Sources : Bloomberg au 31/03/24 sur un échantillon d’environ 100 titres, Mirova
Si nous corrigeons les spreads et rendements de cet effet en retenant l’hypothèse d’un remboursement prématuré d’un à trois ans, alors le HY, hors subordonnées, peut délivrer jusqu’à 2,4% de rendement supplémentaire par rapport au rendement au pire affiché. L’effet est donc radical. Or, la baisse des taux peut rendre cette hypothèse de remboursement anticipé plus que plausible car en faisant augmenter le prix des obligations, elle incite les émetteurs à refinancer par anticipation. Il convient en outre de noter que les émetteurs single B avec une structure du capital concentrée sur une maturité se trouvent plus qu’incités par les agences de notations à rappeler leurs obligations au moins un an avant leur maturité afin d’éviter un downgrade en catégorie CCC sur le facteur de la liquidité.
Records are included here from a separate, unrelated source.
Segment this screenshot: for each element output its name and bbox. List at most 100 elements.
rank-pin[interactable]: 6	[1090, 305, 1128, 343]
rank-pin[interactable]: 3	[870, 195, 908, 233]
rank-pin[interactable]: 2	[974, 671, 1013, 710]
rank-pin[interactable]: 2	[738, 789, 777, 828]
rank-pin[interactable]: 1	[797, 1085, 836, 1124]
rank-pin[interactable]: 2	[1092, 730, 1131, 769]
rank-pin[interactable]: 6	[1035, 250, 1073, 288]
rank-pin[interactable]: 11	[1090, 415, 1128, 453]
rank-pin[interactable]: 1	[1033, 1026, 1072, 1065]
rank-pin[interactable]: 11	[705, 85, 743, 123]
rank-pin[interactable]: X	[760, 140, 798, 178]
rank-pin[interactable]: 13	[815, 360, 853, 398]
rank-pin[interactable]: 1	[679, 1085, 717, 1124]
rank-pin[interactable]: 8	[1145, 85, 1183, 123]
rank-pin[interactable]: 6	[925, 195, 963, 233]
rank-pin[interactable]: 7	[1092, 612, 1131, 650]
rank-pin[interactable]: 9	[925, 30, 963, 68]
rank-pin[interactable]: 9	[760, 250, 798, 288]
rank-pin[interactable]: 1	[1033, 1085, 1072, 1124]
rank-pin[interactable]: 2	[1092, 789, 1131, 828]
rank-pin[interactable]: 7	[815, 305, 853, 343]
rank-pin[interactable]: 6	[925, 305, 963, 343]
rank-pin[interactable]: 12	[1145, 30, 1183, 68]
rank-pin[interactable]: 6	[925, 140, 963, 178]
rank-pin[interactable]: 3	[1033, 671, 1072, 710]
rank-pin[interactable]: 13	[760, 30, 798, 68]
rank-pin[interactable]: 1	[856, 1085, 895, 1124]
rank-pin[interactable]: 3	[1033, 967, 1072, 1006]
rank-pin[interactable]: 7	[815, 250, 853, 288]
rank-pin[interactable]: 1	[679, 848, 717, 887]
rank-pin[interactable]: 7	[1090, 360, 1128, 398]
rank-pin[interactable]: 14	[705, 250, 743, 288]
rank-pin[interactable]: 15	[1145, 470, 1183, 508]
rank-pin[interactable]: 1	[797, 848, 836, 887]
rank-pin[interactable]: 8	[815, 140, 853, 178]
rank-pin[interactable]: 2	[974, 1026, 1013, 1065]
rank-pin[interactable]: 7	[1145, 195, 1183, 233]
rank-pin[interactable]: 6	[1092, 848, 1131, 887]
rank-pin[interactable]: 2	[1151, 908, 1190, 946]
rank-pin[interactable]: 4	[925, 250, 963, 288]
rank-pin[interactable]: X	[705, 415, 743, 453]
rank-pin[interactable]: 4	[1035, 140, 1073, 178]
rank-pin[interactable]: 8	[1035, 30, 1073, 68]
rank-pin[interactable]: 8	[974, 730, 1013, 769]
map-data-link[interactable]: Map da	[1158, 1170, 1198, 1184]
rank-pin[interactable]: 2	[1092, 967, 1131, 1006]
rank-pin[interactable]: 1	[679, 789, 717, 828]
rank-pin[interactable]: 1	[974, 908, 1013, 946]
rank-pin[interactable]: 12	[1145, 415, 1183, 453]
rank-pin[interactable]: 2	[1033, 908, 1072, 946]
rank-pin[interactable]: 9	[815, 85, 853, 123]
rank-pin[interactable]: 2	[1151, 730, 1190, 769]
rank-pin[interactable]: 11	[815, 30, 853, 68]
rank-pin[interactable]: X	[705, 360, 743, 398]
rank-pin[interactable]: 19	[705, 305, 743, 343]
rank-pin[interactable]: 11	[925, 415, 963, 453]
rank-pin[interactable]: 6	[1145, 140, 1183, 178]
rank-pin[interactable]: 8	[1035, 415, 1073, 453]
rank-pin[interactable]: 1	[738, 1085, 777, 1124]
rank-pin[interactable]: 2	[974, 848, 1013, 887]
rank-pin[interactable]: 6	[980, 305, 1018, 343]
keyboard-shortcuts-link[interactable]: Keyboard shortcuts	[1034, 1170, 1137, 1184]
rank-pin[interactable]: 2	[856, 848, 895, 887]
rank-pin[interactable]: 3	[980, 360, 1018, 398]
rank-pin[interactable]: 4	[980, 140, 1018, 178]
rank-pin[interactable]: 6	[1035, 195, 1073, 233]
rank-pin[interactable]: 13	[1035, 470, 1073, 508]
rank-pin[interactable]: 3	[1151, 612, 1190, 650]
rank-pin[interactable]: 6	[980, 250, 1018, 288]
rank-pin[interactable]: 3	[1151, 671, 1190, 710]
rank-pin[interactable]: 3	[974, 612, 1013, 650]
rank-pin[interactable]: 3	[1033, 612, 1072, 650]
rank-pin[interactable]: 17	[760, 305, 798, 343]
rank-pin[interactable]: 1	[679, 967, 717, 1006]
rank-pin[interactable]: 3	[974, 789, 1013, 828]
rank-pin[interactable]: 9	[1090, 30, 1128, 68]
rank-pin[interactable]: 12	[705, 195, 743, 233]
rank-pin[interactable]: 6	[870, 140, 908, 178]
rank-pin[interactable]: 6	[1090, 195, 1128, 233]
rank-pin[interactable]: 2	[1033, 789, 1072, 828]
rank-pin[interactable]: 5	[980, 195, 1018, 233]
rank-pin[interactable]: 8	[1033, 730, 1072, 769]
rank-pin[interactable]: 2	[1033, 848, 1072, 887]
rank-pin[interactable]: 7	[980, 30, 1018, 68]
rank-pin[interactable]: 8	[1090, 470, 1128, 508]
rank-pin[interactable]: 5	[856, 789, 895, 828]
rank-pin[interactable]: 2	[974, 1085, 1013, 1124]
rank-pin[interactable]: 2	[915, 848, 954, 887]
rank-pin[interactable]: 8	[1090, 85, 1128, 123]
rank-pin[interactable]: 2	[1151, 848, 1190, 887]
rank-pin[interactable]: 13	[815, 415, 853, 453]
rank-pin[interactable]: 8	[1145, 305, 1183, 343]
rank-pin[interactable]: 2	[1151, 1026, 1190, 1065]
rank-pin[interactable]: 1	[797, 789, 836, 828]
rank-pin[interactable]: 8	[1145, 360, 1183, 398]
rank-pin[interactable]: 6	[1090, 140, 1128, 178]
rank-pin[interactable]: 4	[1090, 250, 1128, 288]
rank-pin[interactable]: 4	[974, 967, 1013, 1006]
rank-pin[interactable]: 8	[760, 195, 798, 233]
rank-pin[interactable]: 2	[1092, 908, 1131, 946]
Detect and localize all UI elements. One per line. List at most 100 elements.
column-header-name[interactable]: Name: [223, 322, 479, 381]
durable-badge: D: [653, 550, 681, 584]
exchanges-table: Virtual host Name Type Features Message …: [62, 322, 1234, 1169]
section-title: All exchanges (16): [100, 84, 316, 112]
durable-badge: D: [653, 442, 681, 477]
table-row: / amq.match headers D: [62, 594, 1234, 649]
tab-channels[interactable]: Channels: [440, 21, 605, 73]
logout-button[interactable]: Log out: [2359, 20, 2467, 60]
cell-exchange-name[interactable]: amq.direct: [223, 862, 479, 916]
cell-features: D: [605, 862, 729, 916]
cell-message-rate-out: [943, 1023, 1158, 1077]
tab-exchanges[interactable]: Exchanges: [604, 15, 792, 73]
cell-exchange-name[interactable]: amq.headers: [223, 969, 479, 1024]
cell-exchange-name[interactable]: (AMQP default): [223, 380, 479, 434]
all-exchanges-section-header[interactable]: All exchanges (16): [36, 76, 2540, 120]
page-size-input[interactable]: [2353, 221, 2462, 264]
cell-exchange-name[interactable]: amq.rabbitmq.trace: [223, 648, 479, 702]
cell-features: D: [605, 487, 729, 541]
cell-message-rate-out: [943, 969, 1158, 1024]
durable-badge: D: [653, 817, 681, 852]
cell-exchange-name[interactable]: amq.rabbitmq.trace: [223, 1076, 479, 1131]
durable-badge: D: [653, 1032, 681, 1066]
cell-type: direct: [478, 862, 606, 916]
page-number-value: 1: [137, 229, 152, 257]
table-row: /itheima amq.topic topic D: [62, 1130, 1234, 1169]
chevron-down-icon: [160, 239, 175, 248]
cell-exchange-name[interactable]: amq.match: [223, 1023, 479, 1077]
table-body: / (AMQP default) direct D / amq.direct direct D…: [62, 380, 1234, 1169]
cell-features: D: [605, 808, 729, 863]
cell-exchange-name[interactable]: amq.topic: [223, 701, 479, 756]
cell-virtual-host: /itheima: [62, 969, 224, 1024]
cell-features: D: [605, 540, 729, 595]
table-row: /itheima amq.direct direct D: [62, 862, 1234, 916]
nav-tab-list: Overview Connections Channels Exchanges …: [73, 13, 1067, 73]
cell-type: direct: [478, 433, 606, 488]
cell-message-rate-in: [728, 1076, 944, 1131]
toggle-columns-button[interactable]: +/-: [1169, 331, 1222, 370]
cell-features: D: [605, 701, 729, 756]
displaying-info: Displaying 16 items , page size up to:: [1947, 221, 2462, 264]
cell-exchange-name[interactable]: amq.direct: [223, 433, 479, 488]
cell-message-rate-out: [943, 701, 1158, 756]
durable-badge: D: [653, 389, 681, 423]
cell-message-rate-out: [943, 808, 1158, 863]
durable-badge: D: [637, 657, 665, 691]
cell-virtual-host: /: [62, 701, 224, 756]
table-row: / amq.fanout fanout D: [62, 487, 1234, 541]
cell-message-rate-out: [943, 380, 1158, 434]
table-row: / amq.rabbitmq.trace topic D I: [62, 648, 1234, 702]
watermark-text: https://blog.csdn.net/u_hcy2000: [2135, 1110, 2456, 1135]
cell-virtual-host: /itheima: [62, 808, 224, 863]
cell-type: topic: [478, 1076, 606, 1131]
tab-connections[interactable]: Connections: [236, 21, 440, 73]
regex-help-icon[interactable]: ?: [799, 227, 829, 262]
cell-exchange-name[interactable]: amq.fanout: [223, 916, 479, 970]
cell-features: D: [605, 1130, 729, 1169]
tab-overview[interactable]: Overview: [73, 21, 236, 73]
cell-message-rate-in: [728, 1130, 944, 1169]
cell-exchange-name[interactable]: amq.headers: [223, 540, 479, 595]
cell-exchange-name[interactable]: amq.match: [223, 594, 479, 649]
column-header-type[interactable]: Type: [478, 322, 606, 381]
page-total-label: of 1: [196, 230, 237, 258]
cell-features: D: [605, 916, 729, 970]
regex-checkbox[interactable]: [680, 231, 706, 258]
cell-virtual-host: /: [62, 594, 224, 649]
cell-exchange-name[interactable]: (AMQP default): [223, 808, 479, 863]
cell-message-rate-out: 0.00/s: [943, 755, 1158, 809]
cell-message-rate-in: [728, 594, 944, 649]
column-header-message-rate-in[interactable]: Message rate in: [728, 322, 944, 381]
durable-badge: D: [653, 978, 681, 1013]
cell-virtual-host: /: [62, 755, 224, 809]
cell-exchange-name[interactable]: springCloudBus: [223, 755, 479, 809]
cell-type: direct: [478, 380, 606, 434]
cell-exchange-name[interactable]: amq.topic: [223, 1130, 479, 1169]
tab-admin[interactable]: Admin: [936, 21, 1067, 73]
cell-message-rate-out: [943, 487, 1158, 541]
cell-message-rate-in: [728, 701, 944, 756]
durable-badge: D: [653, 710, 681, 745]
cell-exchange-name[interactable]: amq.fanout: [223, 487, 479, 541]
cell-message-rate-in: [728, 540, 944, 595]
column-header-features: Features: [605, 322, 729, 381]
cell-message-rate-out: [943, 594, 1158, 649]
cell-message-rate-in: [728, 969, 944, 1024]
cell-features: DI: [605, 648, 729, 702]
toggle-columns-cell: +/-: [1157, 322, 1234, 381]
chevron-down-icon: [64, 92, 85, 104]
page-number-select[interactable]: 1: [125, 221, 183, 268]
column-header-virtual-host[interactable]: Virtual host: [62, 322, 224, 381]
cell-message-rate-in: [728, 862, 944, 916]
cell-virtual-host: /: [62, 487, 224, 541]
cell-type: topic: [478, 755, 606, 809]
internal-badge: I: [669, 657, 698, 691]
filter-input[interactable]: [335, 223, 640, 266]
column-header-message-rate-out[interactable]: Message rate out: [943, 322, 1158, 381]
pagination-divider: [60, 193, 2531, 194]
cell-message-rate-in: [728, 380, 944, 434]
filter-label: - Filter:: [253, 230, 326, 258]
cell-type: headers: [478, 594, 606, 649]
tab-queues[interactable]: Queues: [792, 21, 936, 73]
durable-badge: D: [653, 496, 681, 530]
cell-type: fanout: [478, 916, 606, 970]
Même en l’état, sans recourir à ces hypothèses, les spreads du HY ne nous paraissent pas aberrants ni extrêmes contre d’autres classes d’actifs :
- les multiples vs IG se situent à leur niveau médian de 3,3 ;
- les indices CDS reflètent un taux de défaut de 1,9% en nombre d’émetteurs, en ligne avec les occurrences de défaut sur un an glissant
Le portage et le rendement élevé absolu sont revenus au niveau des 5 % et plus. Le multiple HY vs IG à 3,3, est très proche de la moyenne/médiane historique

Sources : Bloomberg au 31/03/24, sur indice ci-mentionnés, outil « HS », Mirova
N’oublions pas en définitive que l’univers HY Euro reste mieux noté que bien des observateurs ne semblent le penser car ceux-ci négligent souvent la forte prépondérance des BBs et composé de plus de « subordonnées » contractuelles, souvent émises par des entreprises notées IG (A, AA au niveau senior) qu’ils ne le croient. Tout cela implique de mettre en perspective les spreads actuels et devrait inviter à la prudence au moment d’effectuer des comparaisons historiques. Aujourd’hui, le HY tend vers une meilleure qualité que celle de sa moyenne historique, et le marché ne nous paraît pas l’avoir pris totalement en compte.